Integrating faith, learning and Westerns
In the span of four weeks in late May and June, Calvin film and media studies professor Carl Plantinga headed to Australia to talk about the American Western—specifically Hollywood treatments of the novel True Grit. He then returned to the U.S. for a talk on mood and cinema at the annual conference of the Society for Cognitive Studies of the Moving Image in New York City. And then he went to Europe for a conference keynote address at Oxford University on “immersion and storyworlds.”
All of this after completing a semester’s worth of teaching and grading. Plantinga has been a professor of communication arts and sciences at Calvin since returning to his alma mater in 2000 following a dozen years at Hollins University in Virginia. And while the confluence of exams, conferences and Commencement have made for a busy month, Plantinga said he wouldn’t have it any other way:
“When I came back (to Calvin),” he said, “I knew what kind of place this was. We offer students a solid education and a strong sense of vocation. To be part of that was enticing. And I knew this was a place where I would be expected to be both a teacher and a scholar.”
In the genes
Plantinga was perhaps predestined to be a Calvin professor. His grandfather, Cornelius Plantinga, taught psychology at Calvin for 24 years, and Carl’s father, Alvin Plantinga, was a longtime Calvin philosophy professor.
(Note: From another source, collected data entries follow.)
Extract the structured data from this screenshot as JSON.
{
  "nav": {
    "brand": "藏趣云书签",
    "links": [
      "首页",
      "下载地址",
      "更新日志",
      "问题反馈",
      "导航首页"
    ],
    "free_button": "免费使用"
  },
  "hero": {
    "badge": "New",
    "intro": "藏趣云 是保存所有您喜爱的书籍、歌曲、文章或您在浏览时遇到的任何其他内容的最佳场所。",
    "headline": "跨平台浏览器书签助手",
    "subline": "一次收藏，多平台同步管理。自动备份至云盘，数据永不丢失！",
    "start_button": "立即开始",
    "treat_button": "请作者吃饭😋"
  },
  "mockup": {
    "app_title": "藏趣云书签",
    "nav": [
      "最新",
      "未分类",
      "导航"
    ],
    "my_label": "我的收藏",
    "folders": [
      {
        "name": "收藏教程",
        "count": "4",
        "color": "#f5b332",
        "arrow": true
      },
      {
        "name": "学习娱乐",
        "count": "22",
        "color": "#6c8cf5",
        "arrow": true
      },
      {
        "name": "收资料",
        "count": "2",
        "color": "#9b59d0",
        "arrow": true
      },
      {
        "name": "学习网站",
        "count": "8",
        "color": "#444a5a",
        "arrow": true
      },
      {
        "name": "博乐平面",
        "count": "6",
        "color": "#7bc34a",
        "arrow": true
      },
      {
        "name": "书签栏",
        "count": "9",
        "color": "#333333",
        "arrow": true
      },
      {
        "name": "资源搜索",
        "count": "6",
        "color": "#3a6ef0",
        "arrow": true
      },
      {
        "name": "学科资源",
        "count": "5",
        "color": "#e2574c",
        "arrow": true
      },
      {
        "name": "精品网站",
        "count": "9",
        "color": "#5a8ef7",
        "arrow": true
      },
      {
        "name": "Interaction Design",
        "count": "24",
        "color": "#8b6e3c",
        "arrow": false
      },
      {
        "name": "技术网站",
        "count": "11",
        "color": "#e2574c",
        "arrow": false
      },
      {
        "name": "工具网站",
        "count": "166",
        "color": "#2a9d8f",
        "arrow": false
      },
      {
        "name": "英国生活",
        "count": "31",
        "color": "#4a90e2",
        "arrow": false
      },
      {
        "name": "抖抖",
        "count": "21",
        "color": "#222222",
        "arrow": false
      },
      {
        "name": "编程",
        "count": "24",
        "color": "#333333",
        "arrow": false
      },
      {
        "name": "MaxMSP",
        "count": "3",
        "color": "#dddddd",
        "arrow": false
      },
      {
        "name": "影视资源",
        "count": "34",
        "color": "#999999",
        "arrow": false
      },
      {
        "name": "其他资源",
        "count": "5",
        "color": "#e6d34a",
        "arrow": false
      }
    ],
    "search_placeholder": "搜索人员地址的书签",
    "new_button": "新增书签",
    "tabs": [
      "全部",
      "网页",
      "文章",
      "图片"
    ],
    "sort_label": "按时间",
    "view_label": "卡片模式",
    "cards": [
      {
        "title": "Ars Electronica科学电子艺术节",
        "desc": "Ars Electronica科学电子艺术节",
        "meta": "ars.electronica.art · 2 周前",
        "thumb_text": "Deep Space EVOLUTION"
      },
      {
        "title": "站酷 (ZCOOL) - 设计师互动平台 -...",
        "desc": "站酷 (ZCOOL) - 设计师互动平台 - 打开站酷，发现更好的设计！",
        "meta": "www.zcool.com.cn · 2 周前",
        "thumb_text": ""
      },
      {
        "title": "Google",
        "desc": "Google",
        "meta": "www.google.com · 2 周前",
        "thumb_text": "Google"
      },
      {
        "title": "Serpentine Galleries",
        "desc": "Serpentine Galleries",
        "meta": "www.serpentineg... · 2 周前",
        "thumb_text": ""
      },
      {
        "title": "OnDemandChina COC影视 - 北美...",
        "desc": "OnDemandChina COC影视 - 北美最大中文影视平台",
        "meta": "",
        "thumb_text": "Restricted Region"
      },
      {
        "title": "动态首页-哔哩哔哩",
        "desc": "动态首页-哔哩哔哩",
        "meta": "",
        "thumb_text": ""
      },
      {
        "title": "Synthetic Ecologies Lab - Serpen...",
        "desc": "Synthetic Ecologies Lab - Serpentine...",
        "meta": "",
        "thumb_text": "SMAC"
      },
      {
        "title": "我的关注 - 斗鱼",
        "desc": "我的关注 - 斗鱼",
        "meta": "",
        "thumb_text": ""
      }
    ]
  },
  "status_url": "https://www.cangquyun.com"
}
Plantinga, a philosophy major as a Calvin undergrad, said that he often combines the fields of philosophy and psychology in his film and media studies scholarship, especially in his work with the Society for Cognitive Studies of the Moving Image (SCSMI). He has served the SCSMI as president for the past three years.
“We emphasize a philosophical and scientific approach to understanding film. It's at the margins of film studies, especially in the U.S., but it's a good fit for me,” he said.
Faith and film studies
Plantinga also works to harmonize his faith and film studies. His talk in Australia—at the “New Frontiers: The Western Genre in Film, Media, and Games” conference at the Swinburne University of Technology— is, he said, a perfect example of his approach:
In his address Plantinga examined such topics as vengeance, justice, reward and punishment both the original 1968 novel and the 2010 film adaptation of True Grit by Joel and Ethan Coen.
Plantinga wove strands of Calvinistic doctrine, including election, into the address, which were verbalized in both book and movie by 14-year-old heroine Mattie Ross. (An 1969 movie treatment of True Grit focuses on the character of bounty hunter Rooster Cogburn.)
True Grit and election
"Mattie believes in divine election," said Plantinga, "the Calvinistic doctrine that holds that God has elected those to be rescued from the pits of eternal damnation and that God has determined who would be saved from the beginning of time."
The entire quest is saturated with these religious overtones, including in the music, said Plantinga. The score of the 2010 film includes five traditional hymns, the most prominent of which is “Leaning on the Everlasting Arms.”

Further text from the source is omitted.